Состояние различных категорий римско-италийского населения, экономику, государственное устройство Карфагена, борьбу пунийцев с наемниками исследовал соотечественник Моммзена К. В. Нич (1819–1880) в «Истории Римской республики»{30}. Он привел интересные сведения о наемниках-кельтах в римской армии в годы первой Пунической войны{31}. Исследуя вопрос о пополнении войска во второй войне, он, ссылаясь на Полибия, писал, что после битвы при Каннах легионы формировались без учета возрастного ценза, а плебеи шестого разряда привлекались в матросы{32}. Объективности исследований Моммзена и Нича не помешало даже то, что они признавали развитие капитализма в античном мире и оправдывали захватнический характер войн Рима.

Военные силы, неистощимые запасы римлян отражены на основе богатого материала источников итальянским ученым XIX века Дж. Босси в монографии «Война Ганнибала в Италии от Канн до Метавра»{33}. Он обратил внимание на то, что Ганнибал даже после победы при Каннах не имел достаточных сил для ведения дальнейшей войны. Римское войско во второй Пунической войне представлено и в исследовании итальянца П. Канталуни{34}. Вопреки данным источников он выдвинул свою точку зрения на количественный состав сил и потерь в битве при Каннах. По его убеждению, численность армии Рима не превышала 44 тыс. человек, в то время как Полибий и Ливий доводят ее до 87 тыс. Выводы его неубедительны и бездоказательны. Мы на стороне тех авторов, которые придерживаются сведений Полибия — Ливия, опирающихся па общепризнанный источник Силена.

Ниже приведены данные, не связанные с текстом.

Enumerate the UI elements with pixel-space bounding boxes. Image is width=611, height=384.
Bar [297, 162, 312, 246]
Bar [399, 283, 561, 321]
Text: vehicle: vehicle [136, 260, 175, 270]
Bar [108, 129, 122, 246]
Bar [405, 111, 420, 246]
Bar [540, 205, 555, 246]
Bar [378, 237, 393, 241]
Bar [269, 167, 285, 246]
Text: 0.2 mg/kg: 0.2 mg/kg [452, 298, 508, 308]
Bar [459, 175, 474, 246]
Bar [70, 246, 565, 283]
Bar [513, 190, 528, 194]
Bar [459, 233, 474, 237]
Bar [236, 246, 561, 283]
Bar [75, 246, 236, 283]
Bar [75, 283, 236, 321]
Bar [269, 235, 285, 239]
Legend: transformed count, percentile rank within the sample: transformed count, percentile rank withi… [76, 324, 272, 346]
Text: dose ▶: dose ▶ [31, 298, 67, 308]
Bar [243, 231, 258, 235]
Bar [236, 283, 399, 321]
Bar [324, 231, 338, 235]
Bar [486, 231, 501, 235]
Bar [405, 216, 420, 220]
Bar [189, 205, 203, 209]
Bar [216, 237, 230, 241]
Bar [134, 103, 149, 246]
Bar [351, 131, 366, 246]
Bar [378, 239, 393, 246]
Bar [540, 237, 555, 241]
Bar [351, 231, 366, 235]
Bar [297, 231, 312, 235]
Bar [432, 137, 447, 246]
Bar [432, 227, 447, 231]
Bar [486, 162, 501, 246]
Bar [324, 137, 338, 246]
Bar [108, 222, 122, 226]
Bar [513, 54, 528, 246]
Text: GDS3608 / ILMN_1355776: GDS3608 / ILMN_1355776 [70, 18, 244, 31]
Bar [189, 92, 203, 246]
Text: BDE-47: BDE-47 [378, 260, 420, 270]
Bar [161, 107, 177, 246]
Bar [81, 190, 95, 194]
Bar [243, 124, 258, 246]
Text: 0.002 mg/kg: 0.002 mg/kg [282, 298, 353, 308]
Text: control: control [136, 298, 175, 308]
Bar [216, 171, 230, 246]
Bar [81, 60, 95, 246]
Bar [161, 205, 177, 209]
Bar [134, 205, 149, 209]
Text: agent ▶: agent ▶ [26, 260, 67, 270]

Особого внимания заслуживает работа американского историка Т. Франка (1876–4939) — «Римская цензовая статистика с 225 по 28 гг. до н. э.»{35}, включившая в себя богатый фактический материал о количественном соотношении армии и населения. На основании его цифровых данных можно делать выводы о социально-экономическом и политическом состоянии Римского государства в эпоху его войн с Карфагеном.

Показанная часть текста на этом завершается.